Une autre réserve, citée par Franck Guigard, est la consommation de ressources. À l’heure de la sobriété numérique, l’heure n’est plus à la course. On se souvient de la publication en 2019 d’un article choc par des chercheurs de l’université du Massachusetts, estimant un coût en CO₂ de l’entraînement d’une IA pendant quelques jours équivalent au cycle de vie complet de 5 voitures. Aujourd’hui, une autre étude de Berkeley et Google divise ce chiffre par 88, soit l’équivalent d’un vol aller-retour entre San Francisco et New York (https://ieeexplore.ieee.org/document/9810097). Difficile d’y voir clair en réalité, mais la bonne nouvelle serait que la communauté s’est emparée du sujet.
Reste enfin la question du coût « car ce que les éditeurs juridiques font comprendre, c’est que toutes ces fonctionnalités supplémentaires se paient », précise Emmanuel Barthe.

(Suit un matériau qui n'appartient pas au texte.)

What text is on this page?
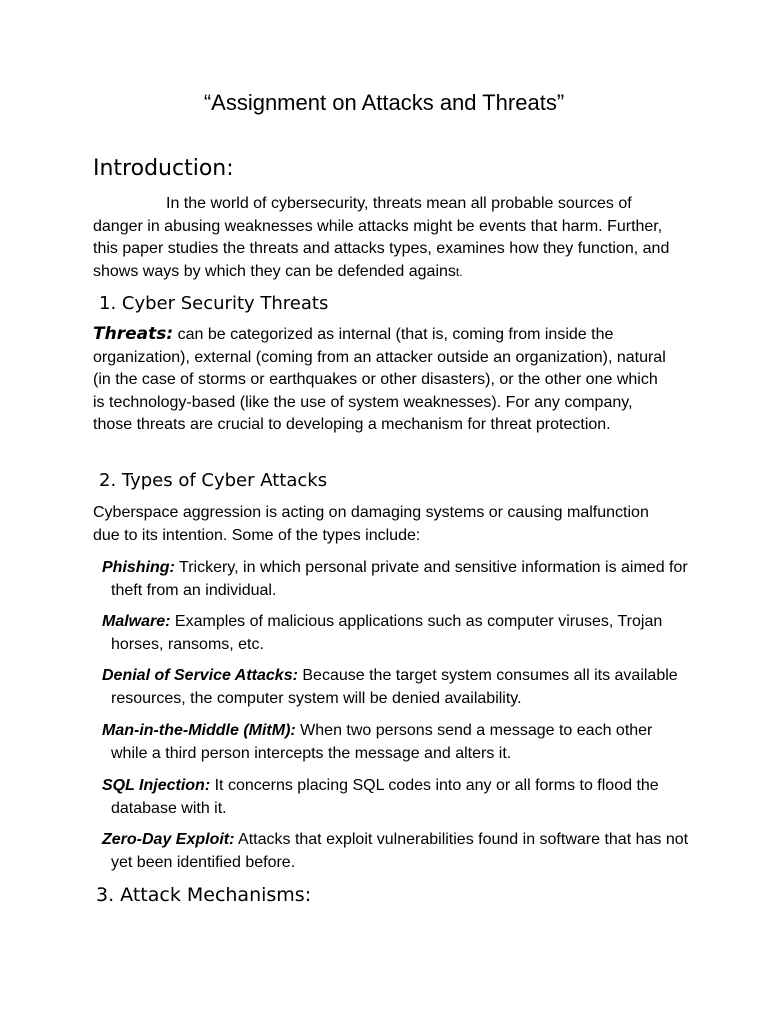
“Assignment on Attacks and Threats”
Introduction:
In the world of cybersecurity, threats mean all probable sources of danger in abusing weaknesses while attacks might be events that harm. Further, this paper studies the threats and attacks types, examines how they function, and shows ways by which they can be defended against.
1. Cyber Security Threats
Threats: can be categorized as internal (that is, coming from inside the organization), external (coming from an attacker outside an organization), natural (in the case of storms or earthquakes or other disasters), or the other one which is technology-based (like the use of system weaknesses). For any company, those threats are crucial to developing a mechanism for threat protection.
2. Types of Cyber Attacks
Cyberspace aggression is acting on damaging systems or causing malfunction due to its intention. Some of the types include:
Phishing: Trickery, in which personal private and sensitive information is aimed for theft from an individual.
Malware: Examples of malicious applications such as computer viruses, Trojan horses, ransoms, etc.
Denial of Service Attacks: Because the target system consumes all its available resources, the computer system will be denied availability.
Man-in-the-Middle (MitM): When two persons send a message to each other while a third person intercepts the message and alters it.
SQL Injection: It concerns placing SQL codes into any or all forms to flood the database with it.
Zero-Day Exploit: Attacks that exploit vulnerabilities found in software that has not yet been identified before.
3. Attack Mechanisms:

Même si l’heure est encore à l’observation officiellement, cela n’empêche pas les professionnels d’entrer en phase de tests, officiellement ou non, pour mieux évaluer leur future intégration.
Pour Emmanuel Barthe, l’IA aurait plutôt un avenir dans l’automatisation des requêtes à l’origine des veilles et la rédaction de synthèses, et le changement viendra des agrégateurs de presse « quand ils nous proposeront d’aller dans notre sélection pour déterminer les mots-clés qui correspondent à nos centres d’intérêt, et peut-être même formuleront la requête correspondante. Même si pour l’heure, je n’ai pas entendu que l’un d’eux allait le proposer. En revanche, aux États-Unis, il existe déjà un outil, par exemple au sein de la branche juridique de Lexis Nexis. Les bases de presse, elles, n’ont pour le moment pas les moyens. »
En revanche, il est catégorique : ce type d’IA ne pourra pas être utilisé dans la détection de tendances ni dans la configuration d’un outil de veille (à qui s’adresse ma veille, selon quelle périodicité, etc.).